When amongst friends, men tend to boast about how much they know about sex. So too have I boasted about my knowledge concerning sex, by sharing the story about the possible origin of the female orgasm which was proposed by Desmond Morris in his book, the Naked Ape. This basically boils down to the hypothesis that the female orgasm exists to emotionally bind her to one men. This would keep her from cheating on him while he is off chasing mammoths. Although it is a very tantalizing idea, the reality is very different! While reading through “Nature’s Nether Regions”, it became painfully obvious how little I actually knew about sex. One of the things I learned is that the female clitoris is a lot larger than the average person realizes, and that females can still reject males after they had sex! Yes, some British scientists actually related the amount of sperm a human female keeps to the timing of their orgasms! By removing sperm, a women can still prevent getting pregnant even after she had sex (for details see the book). Although I could go on and on about all the exciting examples from the book from sex peptides to self-castrating spiders, it would be better just to read it yourself. One thing I would like to share here from the book is about cantharidin, which I wrote about here. In chapter 7 we read:

“The semen of the American fire beetle Neopyrochroa flabellata, for example, is spiked with the poisonous compound cantharidin. Although in the human world this substance is known as the infamous aphrodisiac “Spanish fly,” the benefit gained by the male fire beetle is not his mate’s increased ardour, but rather the fact that the stuff ends up in the eggs fertilized by his sperm, which protects them against being eaten by ladybird beetles.”

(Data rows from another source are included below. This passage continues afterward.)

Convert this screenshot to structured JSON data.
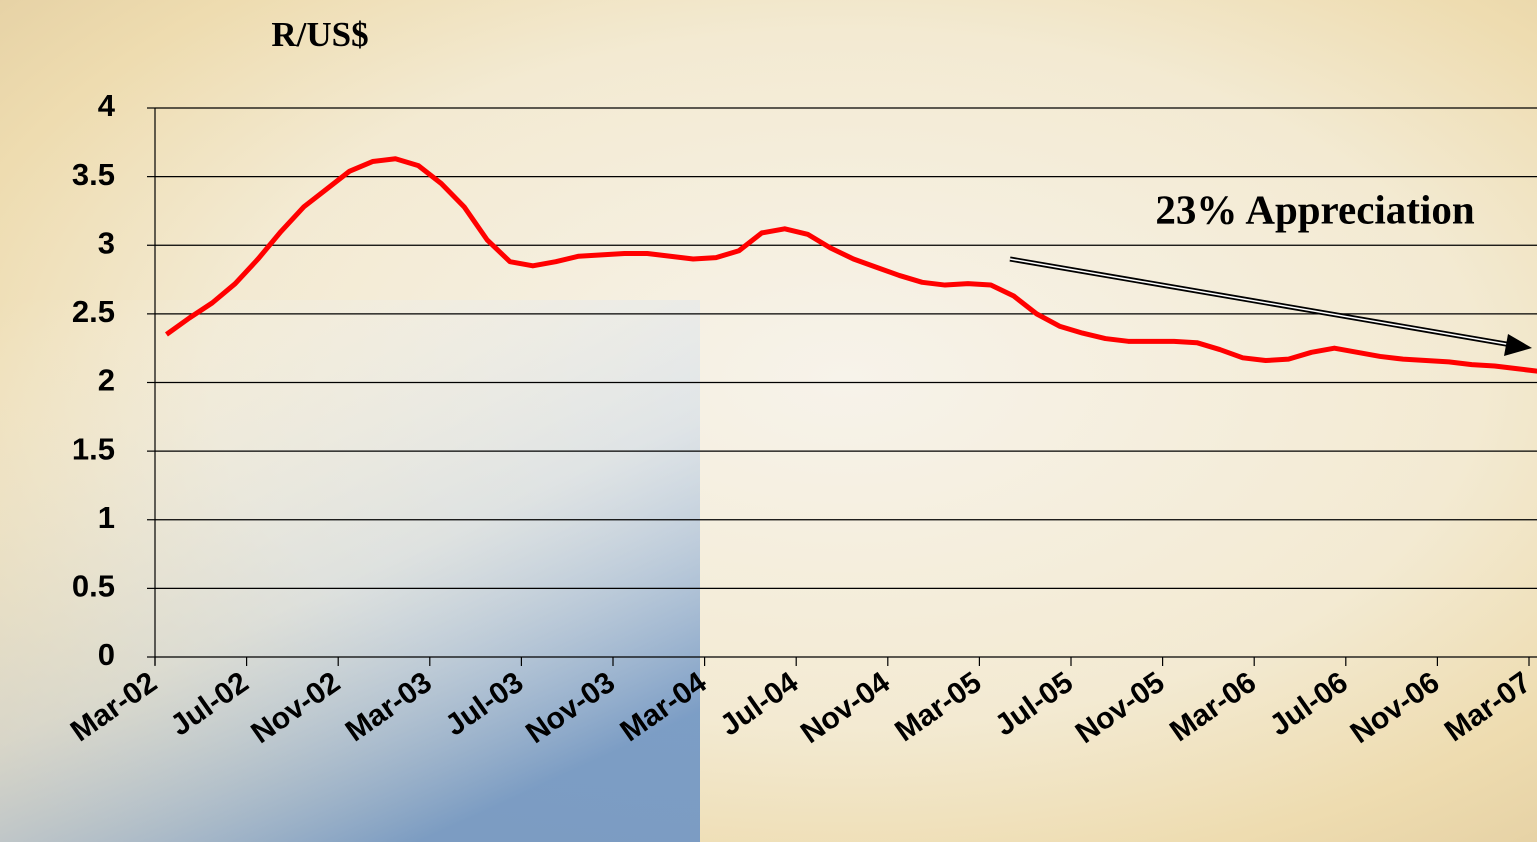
{
  "chart_data": {
    "type": "line",
    "title": "R/US$",
    "annotation": "23% Appreciation",
    "categories": [
      "Mar-02",
      null,
      null,
      null,
      "Jul-02",
      null,
      null,
      null,
      "Nov-02",
      null,
      null,
      null,
      "Mar-03",
      null,
      null,
      null,
      "Jul-03",
      null,
      null,
      null,
      "Nov-03",
      null,
      null,
      null,
      "Mar-04",
      null,
      null,
      null,
      "Jul-04",
      null,
      null,
      null,
      "Nov-04",
      null,
      null,
      null,
      "Mar-05",
      null,
      null,
      null,
      "Jul-05",
      null,
      null,
      null,
      "Nov-05",
      null,
      null,
      null,
      "Mar-06",
      null,
      null,
      null,
      "Jul-06",
      null,
      null,
      null,
      "Nov-06",
      null,
      null,
      null,
      "Mar-07"
    ],
    "series": [
      {
        "color": "#ff0000",
        "values": [
          2.35,
          2.47,
          2.58,
          2.72,
          2.9,
          3.1,
          3.28,
          3.41,
          3.54,
          3.61,
          3.63,
          3.58,
          3.45,
          3.28,
          3.04,
          2.88,
          2.85,
          2.88,
          2.92,
          2.93,
          2.94,
          2.94,
          2.92,
          2.9,
          2.91,
          2.96,
          3.09,
          3.12,
          3.08,
          2.98,
          2.9,
          2.84,
          2.78,
          2.73,
          2.71,
          2.72,
          2.71,
          2.63,
          2.5,
          2.41,
          2.36,
          2.32,
          2.3,
          2.3,
          2.3,
          2.29,
          2.24,
          2.18,
          2.16,
          2.17,
          2.22,
          2.25,
          2.22,
          2.19,
          2.17,
          2.16,
          2.15,
          2.13,
          2.12,
          2.1,
          2.08
        ]
      }
    ],
    "ylim": [
      0,
      4
    ],
    "yticks": [
      0,
      0.5,
      1,
      1.5,
      2,
      2.5,
      3,
      3.5,
      4
    ],
    "grid": true
  }
}
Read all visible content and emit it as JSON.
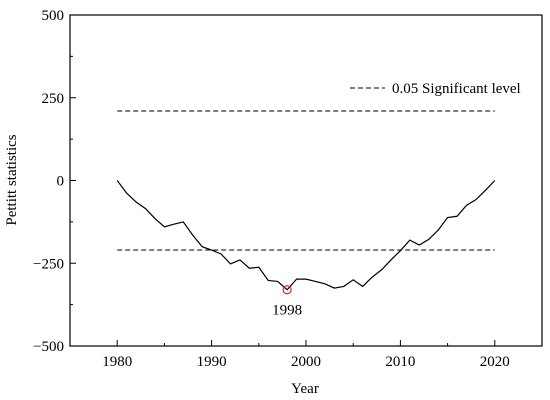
{
  "chart_data": {
    "type": "line",
    "xlabel": "Year",
    "ylabel": "Pettitt statistics",
    "xlim": [
      1975,
      2025
    ],
    "ylim": [
      -500,
      500
    ],
    "x_ticks": [
      1980,
      1990,
      2000,
      2010,
      2020
    ],
    "y_ticks": [
      -500,
      -250,
      0,
      250,
      500
    ],
    "x_tick_labels": [
      "1980",
      "1990",
      "2000",
      "2010",
      "2020"
    ],
    "y_tick_labels": [
      "−500",
      "−250",
      "0",
      "250",
      "500"
    ],
    "series": [
      {
        "x": [
          1980,
          1981,
          1982,
          1983,
          1984,
          1985,
          1986,
          1987,
          1988,
          1989,
          1990,
          1991,
          1992,
          1993,
          1994,
          1995,
          1996,
          1997,
          1998,
          1999,
          2000,
          2001,
          2002,
          2003,
          2004,
          2005,
          2006,
          2007,
          2008,
          2009,
          2010,
          2011,
          2012,
          2013,
          2014,
          2015,
          2016,
          2017,
          2018,
          2019,
          2020
        ],
        "y": [
          0,
          -38,
          -65,
          -85,
          -115,
          -140,
          -132,
          -125,
          -165,
          -200,
          -210,
          -222,
          -252,
          -240,
          -265,
          -262,
          -302,
          -305,
          -330,
          -298,
          -298,
          -305,
          -312,
          -325,
          -320,
          -300,
          -320,
          -292,
          -270,
          -240,
          -212,
          -180,
          -195,
          -178,
          -150,
          -112,
          -108,
          -75,
          -58,
          -30,
          0
        ],
        "color": "#000000"
      }
    ],
    "reference_lines": [
      {
        "name": "0.05 Significant level",
        "y": 210,
        "x_range": [
          1980,
          2020
        ],
        "style": "dashed"
      },
      {
        "y": -210,
        "x_range": [
          1980,
          2020
        ],
        "style": "dashed"
      }
    ],
    "annotations": [
      {
        "text": "1998",
        "x": 1998,
        "y": -330,
        "marker": "circle",
        "marker_color": "#d62728"
      }
    ],
    "legend": {
      "position": "top-right",
      "entries": [
        "0.05 Significant level"
      ]
    },
    "grid": false
  }
}
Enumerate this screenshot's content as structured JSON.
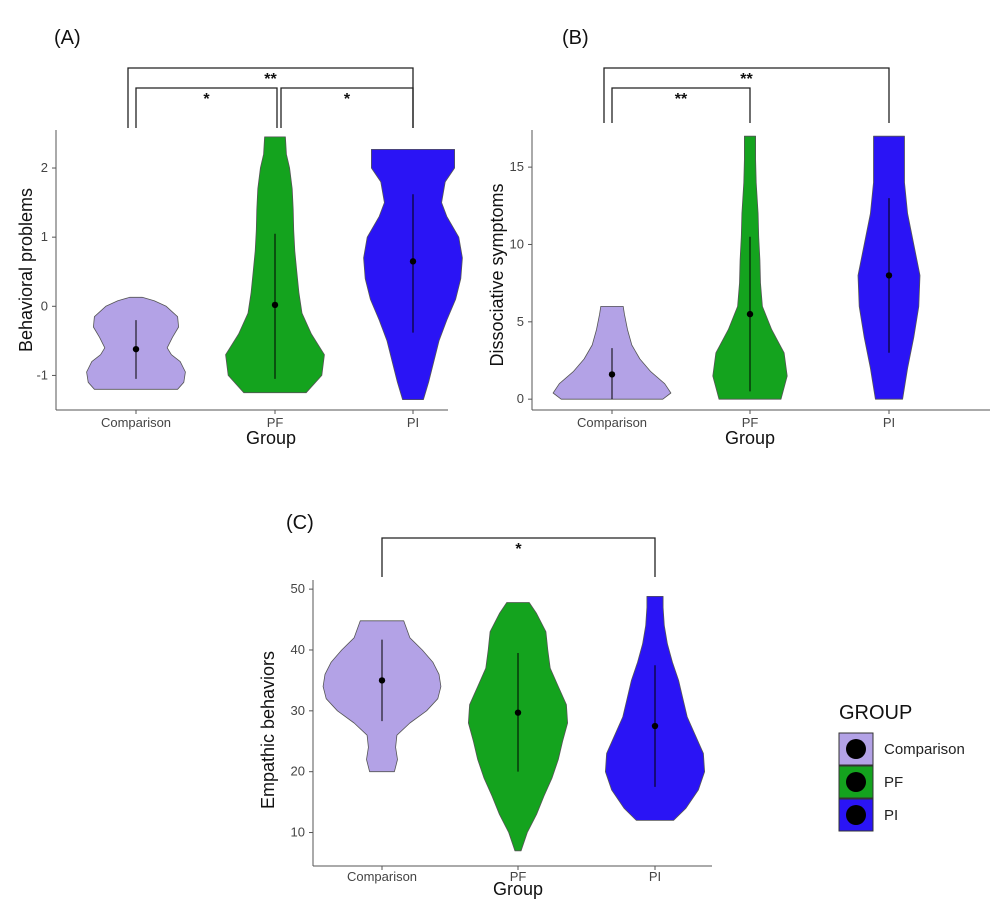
{
  "chart_data": [
    {
      "type": "violin",
      "panel_label": "(A)",
      "xlabel": "Group",
      "ylabel": "Behavioral problems",
      "categories": [
        "Comparison",
        "PF",
        "PI"
      ],
      "yticks": [
        "-1",
        "0",
        "1",
        "2"
      ],
      "ylim": [
        -1.5,
        2.55
      ],
      "series": [
        {
          "group": "Comparison",
          "mean": -0.62,
          "ci": [
            -1.05,
            -0.2
          ],
          "min": -1.2,
          "max": 0.13,
          "density": [
            [
              -1.2,
              0.8
            ],
            [
              -1.1,
              0.92
            ],
            [
              -0.95,
              0.95
            ],
            [
              -0.8,
              0.85
            ],
            [
              -0.7,
              0.68
            ],
            [
              -0.6,
              0.6
            ],
            [
              -0.45,
              0.7
            ],
            [
              -0.3,
              0.82
            ],
            [
              -0.15,
              0.8
            ],
            [
              0.0,
              0.58
            ],
            [
              0.08,
              0.35
            ],
            [
              0.13,
              0.12
            ]
          ]
        },
        {
          "group": "PF",
          "mean": 0.02,
          "ci": [
            -1.05,
            1.05
          ],
          "min": -1.25,
          "max": 2.45,
          "density": [
            [
              -1.25,
              0.6
            ],
            [
              -1.0,
              0.9
            ],
            [
              -0.7,
              0.95
            ],
            [
              -0.4,
              0.7
            ],
            [
              -0.1,
              0.52
            ],
            [
              0.2,
              0.46
            ],
            [
              0.5,
              0.42
            ],
            [
              0.8,
              0.38
            ],
            [
              1.1,
              0.36
            ],
            [
              1.4,
              0.35
            ],
            [
              1.7,
              0.33
            ],
            [
              2.0,
              0.28
            ],
            [
              2.2,
              0.22
            ],
            [
              2.45,
              0.2
            ]
          ]
        },
        {
          "group": "PI",
          "mean": 0.65,
          "ci": [
            -0.38,
            1.62
          ],
          "min": -1.35,
          "max": 2.27,
          "density": [
            [
              -1.35,
              0.2
            ],
            [
              -1.1,
              0.3
            ],
            [
              -0.8,
              0.4
            ],
            [
              -0.5,
              0.5
            ],
            [
              -0.2,
              0.65
            ],
            [
              0.1,
              0.82
            ],
            [
              0.4,
              0.92
            ],
            [
              0.7,
              0.95
            ],
            [
              1.0,
              0.88
            ],
            [
              1.3,
              0.65
            ],
            [
              1.5,
              0.55
            ],
            [
              1.8,
              0.62
            ],
            [
              2.0,
              0.8
            ],
            [
              2.27,
              0.8
            ]
          ]
        }
      ],
      "significance": [
        {
          "from": "Comparison",
          "to": "PF",
          "label": "*",
          "tier": 1
        },
        {
          "from": "PF",
          "to": "PI",
          "label": "*",
          "tier": 1
        },
        {
          "from": "Comparison",
          "to": "PI",
          "label": "**",
          "tier": 2
        }
      ]
    },
    {
      "type": "violin",
      "panel_label": "(B)",
      "xlabel": "Group",
      "ylabel": "Dissociative symptoms",
      "categories": [
        "Comparison",
        "PF",
        "PI"
      ],
      "yticks": [
        "0",
        "5",
        "10",
        "15"
      ],
      "ylim": [
        -0.7,
        17.4
      ],
      "series": [
        {
          "group": "Comparison",
          "mean": 1.6,
          "ci": [
            0.0,
            3.3
          ],
          "min": 0.0,
          "max": 6.0,
          "density": [
            [
              0.0,
              0.82
            ],
            [
              0.4,
              0.95
            ],
            [
              1.0,
              0.85
            ],
            [
              1.8,
              0.62
            ],
            [
              2.6,
              0.45
            ],
            [
              3.5,
              0.32
            ],
            [
              4.5,
              0.25
            ],
            [
              5.5,
              0.2
            ],
            [
              6.0,
              0.18
            ]
          ]
        },
        {
          "group": "PF",
          "mean": 5.5,
          "ci": [
            0.5,
            10.5
          ],
          "min": 0.0,
          "max": 17.0,
          "density": [
            [
              0.0,
              0.5
            ],
            [
              1.5,
              0.6
            ],
            [
              3.0,
              0.55
            ],
            [
              4.5,
              0.35
            ],
            [
              6.0,
              0.2
            ],
            [
              7.5,
              0.17
            ],
            [
              9.0,
              0.16
            ],
            [
              10.5,
              0.14
            ],
            [
              12.0,
              0.13
            ],
            [
              14.0,
              0.1
            ],
            [
              15.5,
              0.09
            ],
            [
              17.0,
              0.09
            ]
          ]
        },
        {
          "group": "PI",
          "mean": 8.0,
          "ci": [
            3.0,
            13.0
          ],
          "min": 0.0,
          "max": 17.0,
          "density": [
            [
              0.0,
              0.22
            ],
            [
              2.0,
              0.3
            ],
            [
              4.0,
              0.4
            ],
            [
              6.0,
              0.48
            ],
            [
              8.0,
              0.5
            ],
            [
              10.0,
              0.4
            ],
            [
              12.0,
              0.3
            ],
            [
              14.0,
              0.25
            ],
            [
              15.5,
              0.25
            ],
            [
              17.0,
              0.25
            ]
          ]
        }
      ],
      "significance": [
        {
          "from": "Comparison",
          "to": "PF",
          "label": "**",
          "tier": 1
        },
        {
          "from": "Comparison",
          "to": "PI",
          "label": "**",
          "tier": 2
        }
      ]
    },
    {
      "type": "violin",
      "panel_label": "(C)",
      "xlabel": "Group",
      "ylabel": "Empathic behaviors",
      "categories": [
        "Comparison",
        "PF",
        "PI"
      ],
      "yticks": [
        "10",
        "20",
        "30",
        "40",
        "50"
      ],
      "ylim": [
        4.5,
        51.5
      ],
      "series": [
        {
          "group": "Comparison",
          "mean": 35.0,
          "ci": [
            28.3,
            41.7
          ],
          "min": 20.0,
          "max": 44.8,
          "density": [
            [
              20.0,
              0.2
            ],
            [
              22.0,
              0.25
            ],
            [
              24.0,
              0.22
            ],
            [
              26.0,
              0.24
            ],
            [
              28.0,
              0.45
            ],
            [
              30.0,
              0.72
            ],
            [
              32.0,
              0.9
            ],
            [
              34.0,
              0.95
            ],
            [
              36.0,
              0.92
            ],
            [
              38.0,
              0.82
            ],
            [
              40.0,
              0.65
            ],
            [
              42.0,
              0.45
            ],
            [
              44.8,
              0.35
            ]
          ]
        },
        {
          "group": "PF",
          "mean": 29.7,
          "ci": [
            20.0,
            39.5
          ],
          "min": 7.0,
          "max": 47.8,
          "density": [
            [
              7.0,
              0.05
            ],
            [
              10.0,
              0.15
            ],
            [
              13.0,
              0.3
            ],
            [
              16.0,
              0.42
            ],
            [
              19.0,
              0.55
            ],
            [
              22.0,
              0.65
            ],
            [
              25.0,
              0.72
            ],
            [
              28.0,
              0.8
            ],
            [
              31.0,
              0.78
            ],
            [
              34.0,
              0.65
            ],
            [
              37.0,
              0.52
            ],
            [
              40.0,
              0.48
            ],
            [
              43.0,
              0.45
            ],
            [
              46.0,
              0.3
            ],
            [
              47.8,
              0.18
            ]
          ]
        },
        {
          "group": "PI",
          "mean": 27.5,
          "ci": [
            17.5,
            37.5
          ],
          "min": 12.0,
          "max": 48.8,
          "density": [
            [
              12.0,
              0.3
            ],
            [
              14.0,
              0.5
            ],
            [
              17.0,
              0.7
            ],
            [
              20.0,
              0.8
            ],
            [
              23.0,
              0.78
            ],
            [
              26.0,
              0.65
            ],
            [
              29.0,
              0.52
            ],
            [
              32.0,
              0.45
            ],
            [
              35.0,
              0.38
            ],
            [
              38.0,
              0.28
            ],
            [
              41.0,
              0.2
            ],
            [
              44.0,
              0.15
            ],
            [
              47.0,
              0.13
            ],
            [
              48.8,
              0.13
            ]
          ]
        }
      ],
      "significance": [
        {
          "from": "Comparison",
          "to": "PI",
          "label": "*",
          "tier": 1
        }
      ]
    }
  ],
  "legend": {
    "title": "GROUP",
    "items": [
      {
        "label": "Comparison",
        "color": "#b3a2e6"
      },
      {
        "label": "PF",
        "color": "#14a31e"
      },
      {
        "label": "PI",
        "color": "#2a14f5"
      }
    ]
  },
  "colors": {
    "Comparison": "#b3a2e6",
    "PF": "#14a31e",
    "PI": "#2a14f5"
  }
}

This is very exciting to learn. One because I am very interested in insect eggs and two because we humans for some reason choose to take a poisonous compound which occurs in beetle sperm as an aphrodisiac. This book provides many very interesting and amusing examples which I can use to impress my friends. The in my opinion most important part of the book however, is in the afterplay and is about the importance of genitalia research:

“Some arguments can in fact be brought to bear against the notion that genitalia research has no application. At several places in this book, we have seen cases of human and livestock fertility problem that can be understood-and sometimes solved-only with a good command of the evolution of the genitalia involved. In Chapter 4, for example, we saw that artificial insemination in domestic animals is improved if the shape of the syringe used resembles that of the penis of the respective species; Eberhard wrote a paper in the journal Medical Hypotheses arguing that the same might be true for humans. The fact that that paper has been completely ignored by the medical literature (it has been cited exactly zero times since it was published in 1991) is symptomatic of the medical tradition of viewing human reproduction as a mundane bodily function, where both sexes are cooperating “for the good of the species,” and fertility problems are seen simply as defects in that function. It should now be clear that reproduction in any species is the outcome of a never-ending evolutionary tango, a dance marathon that conserves elements of both battle and ballet. And, as we have seen, gynaecological and urological problems in humans, such as preeclampsia (Chapter 7), spontaneous abortion (Chapter 4), seminal allergy (Chapter 7), and pregnancy in noncommunicating uterine horns (Chapter 6), which physicians often tend to take for granted as unavoidable “errors,” can all be understood, and possibly better addressed, if we know the forces involved in genital evolution.”

These are all very important points! I firmly believe in the usefulness of fundamental science, not all research should be oriented on solving a current human problem. So in my opinion there should be room for scientists that do not aim their research on a particular application, but perform research to obtain a better understanding of the world we live in. However, ignoring the evidence that is already there and could potentially be useful for humans, is shocking. This book by Menno Schilthuizen is a great tool to educate people about the world of genital research and its importance. I warmheartedly recommend everyone to read this great book!

I would like to thank Menno Schilthuizen for letting me copy parts of his book and providing me the Dutch versions of the parts I copied.